HH: Do you believe Bob Woodward?

JC: Yeah.

HH: Do you believe Bob Woodward when he interviewed Casey at his deathbed, too?

JC: I don’t know.

HH: Have you seen a transcript of this interview yet?

JC: The full transcript? No. I’ve only seen newspaper articles about it.

HH: And so, do you really know what he thought about the war? Because he just appeared with the President a couple of weeks ago. He never spoke out in public about this, and was generally supportive of the invasion, as far as I can recall. You’re basing…

JC: As far as you can recall?

HH: All you’ve got is Woodward.

JC: Now wait a second. Whoa. Hey, wait a second. How…as far as you can recall? Well, point to something specific. I mean, you’re asking me to point to something specific.

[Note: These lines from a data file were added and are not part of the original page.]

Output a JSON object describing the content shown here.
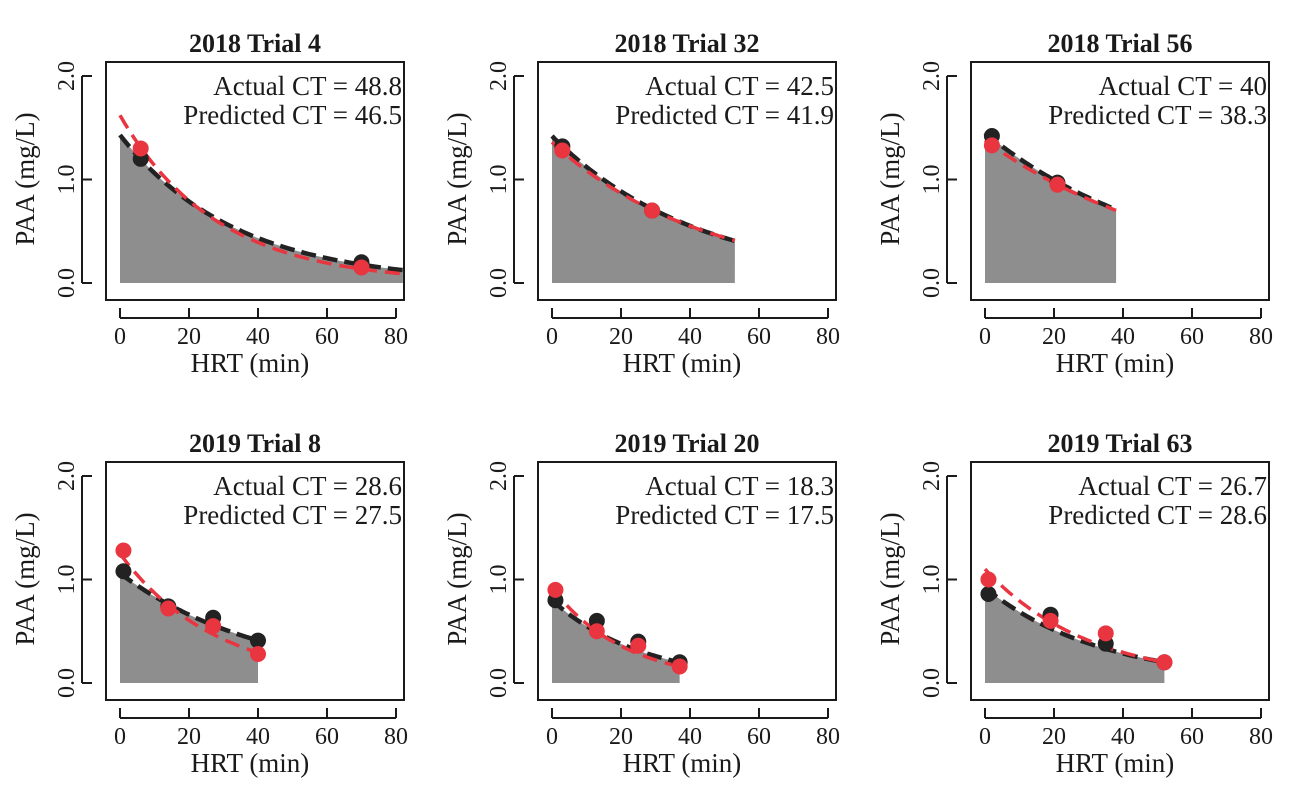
{
  "colors": {
    "actual": "#222222",
    "predicted": "#e8353f",
    "area": "#8e8e8e",
    "axis": "#1a1a1a"
  },
  "chart_data": [
    {
      "type": "scatter",
      "title": "2018 Trial 4",
      "xlabel": "HRT (min)",
      "ylabel": "PAA (mg/L)",
      "xlim": [
        0,
        80
      ],
      "ylim": [
        0,
        2
      ],
      "xticks": [
        "0",
        "20",
        "40",
        "60",
        "80"
      ],
      "yticks": [
        "0.0",
        "1.0",
        "2.0"
      ],
      "annotations": [
        "Actual CT = 48.8",
        "Predicted CT = 46.5"
      ],
      "area_extent": [
        0,
        82
      ],
      "actual_points": {
        "x": [
          6,
          70
        ],
        "y": [
          1.2,
          0.2
        ]
      },
      "predicted_points": {
        "x": [
          6,
          70
        ],
        "y": [
          1.3,
          0.15
        ]
      },
      "actual_curve": {
        "c0": 1.43,
        "k": 0.0298,
        "x": [
          0,
          82
        ]
      },
      "predicted_curve": {
        "c0": 1.62,
        "k": 0.0355,
        "x": [
          0,
          82
        ]
      }
    },
    {
      "type": "scatter",
      "title": "2018 Trial 32",
      "xlabel": "HRT (min)",
      "ylabel": "PAA (mg/L)",
      "xlim": [
        0,
        80
      ],
      "ylim": [
        0,
        2
      ],
      "xticks": [
        "0",
        "20",
        "40",
        "60",
        "80"
      ],
      "yticks": [
        "0.0",
        "1.0",
        "2.0"
      ],
      "annotations": [
        "Actual CT = 42.5",
        "Predicted CT = 41.9"
      ],
      "area_extent": [
        0,
        53
      ],
      "actual_points": {
        "x": [
          3,
          29
        ],
        "y": [
          1.32,
          0.7
        ]
      },
      "predicted_points": {
        "x": [
          3,
          29
        ],
        "y": [
          1.28,
          0.7
        ]
      },
      "actual_curve": {
        "c0": 1.42,
        "k": 0.0236,
        "x": [
          0,
          53
        ]
      },
      "predicted_curve": {
        "c0": 1.36,
        "k": 0.0226,
        "x": [
          0,
          53
        ]
      }
    },
    {
      "type": "scatter",
      "title": "2018 Trial 56",
      "xlabel": "HRT (min)",
      "ylabel": "PAA (mg/L)",
      "xlim": [
        0,
        80
      ],
      "ylim": [
        0,
        2
      ],
      "xticks": [
        "0",
        "20",
        "40",
        "60",
        "80"
      ],
      "yticks": [
        "0.0",
        "1.0",
        "2.0"
      ],
      "annotations": [
        "Actual CT = 40",
        "Predicted CT = 38.3"
      ],
      "area_extent": [
        0,
        38
      ],
      "actual_points": {
        "x": [
          2,
          21
        ],
        "y": [
          1.42,
          0.97
        ]
      },
      "predicted_points": {
        "x": [
          2,
          21
        ],
        "y": [
          1.33,
          0.95
        ]
      },
      "actual_curve": {
        "c0": 1.45,
        "k": 0.0188,
        "x": [
          0,
          38
        ]
      },
      "predicted_curve": {
        "c0": 1.38,
        "k": 0.0178,
        "x": [
          0,
          38
        ]
      }
    },
    {
      "type": "scatter",
      "title": "2019 Trial 8",
      "xlabel": "HRT (min)",
      "ylabel": "PAA (mg/L)",
      "xlim": [
        0,
        80
      ],
      "ylim": [
        0,
        2
      ],
      "xticks": [
        "0",
        "20",
        "40",
        "60",
        "80"
      ],
      "yticks": [
        "0.0",
        "1.0",
        "2.0"
      ],
      "annotations": [
        "Actual CT = 28.6",
        "Predicted CT = 27.5"
      ],
      "area_extent": [
        0,
        40
      ],
      "actual_points": {
        "x": [
          1,
          14,
          27,
          40
        ],
        "y": [
          1.08,
          0.74,
          0.63,
          0.41
        ]
      },
      "predicted_points": {
        "x": [
          1,
          14,
          27,
          40
        ],
        "y": [
          1.28,
          0.72,
          0.55,
          0.28
        ]
      },
      "actual_curve": {
        "c0": 1.06,
        "k": 0.0237,
        "x": [
          0,
          40
        ]
      },
      "predicted_curve": {
        "c0": 1.25,
        "k": 0.0362,
        "x": [
          0,
          40
        ]
      }
    },
    {
      "type": "scatter",
      "title": "2019 Trial 20",
      "xlabel": "HRT (min)",
      "ylabel": "PAA (mg/L)",
      "xlim": [
        0,
        80
      ],
      "ylim": [
        0,
        2
      ],
      "xticks": [
        "0",
        "20",
        "40",
        "60",
        "80"
      ],
      "yticks": [
        "0.0",
        "1.0",
        "2.0"
      ],
      "annotations": [
        "Actual CT = 18.3",
        "Predicted CT = 17.5"
      ],
      "area_extent": [
        0,
        37
      ],
      "actual_points": {
        "x": [
          1,
          13,
          25,
          37
        ],
        "y": [
          0.8,
          0.6,
          0.4,
          0.2
        ]
      },
      "predicted_points": {
        "x": [
          1,
          13,
          25,
          37
        ],
        "y": [
          0.9,
          0.5,
          0.36,
          0.16
        ]
      },
      "actual_curve": {
        "c0": 0.8,
        "k": 0.0375,
        "x": [
          0,
          37
        ]
      },
      "predicted_curve": {
        "c0": 0.92,
        "k": 0.0473,
        "x": [
          0,
          37
        ]
      }
    },
    {
      "type": "scatter",
      "title": "2019 Trial 63",
      "xlabel": "HRT (min)",
      "ylabel": "PAA (mg/L)",
      "xlim": [
        0,
        80
      ],
      "ylim": [
        0,
        2
      ],
      "xticks": [
        "0",
        "20",
        "40",
        "60",
        "80"
      ],
      "yticks": [
        "0.0",
        "1.0",
        "2.0"
      ],
      "annotations": [
        "Actual CT = 26.7",
        "Predicted CT = 28.6"
      ],
      "area_extent": [
        0,
        52
      ],
      "actual_points": {
        "x": [
          1,
          19,
          35,
          52
        ],
        "y": [
          0.86,
          0.66,
          0.38,
          0.2
        ]
      },
      "predicted_points": {
        "x": [
          1,
          19,
          35,
          52
        ],
        "y": [
          1.0,
          0.6,
          0.48,
          0.2
        ]
      },
      "actual_curve": {
        "c0": 0.92,
        "k": 0.0293,
        "x": [
          0,
          52
        ]
      },
      "predicted_curve": {
        "c0": 1.1,
        "k": 0.0328,
        "x": [
          0,
          52
        ]
      }
    }
  ]
}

HH: Yeah, but I didn’t write the column. You wrote the column.

JC: Right.

HH: You wrote the column that said that the Woodward interview shows how alien he found the current President’s reckless foreign policy.

JC: You’re…on the one side, we’ve got something he was quoted as saying to one of America’s leading newspaper reporters against your vague recollection.

HH: Well, no. You wrote how alien…

JC: You said well, that doesn’t square with my vague recollection. Well, I’m sorry…

HH: Wait a minute…how alien he found the current President’s reckless foreign policy. Did he say he found President Bush’s policy alien and reckless?

JC: That’s a fair characterization of his remarks to Bob Woodward.

HH: What did he say to Bob Woodward?

JC: Do I have the remarks from him? No. He criticized the war.

HH: Yeah, but that doesn’t…

JC: Do we have to pause this and look up again? Because you know, this is a circumstance where it’s hard to debate someone who lives in an entirely parallel universe where newspaper reporters make things up and we can’t really take anything as fact.

HH: Well, Woodward does make things up. I mean, we know that. Don’t you agree with me he makes stuff up?

JC: Woodward?

HH: Yes.

JC: No.

HH: Well, many people do. Thomas Edsall thinks he made up the CIA thing with Bill Casey. You’re not buying that one, are you?

JC: You know, I don’t know.

HH: Okay, take it from Tom on that one. Let me go back here.

So, how much time do we think Jonathan spent on Sunday’s column?  And is “90%”  certainty as to facts plus a “fair characterization” of a Woodward interview enough for you?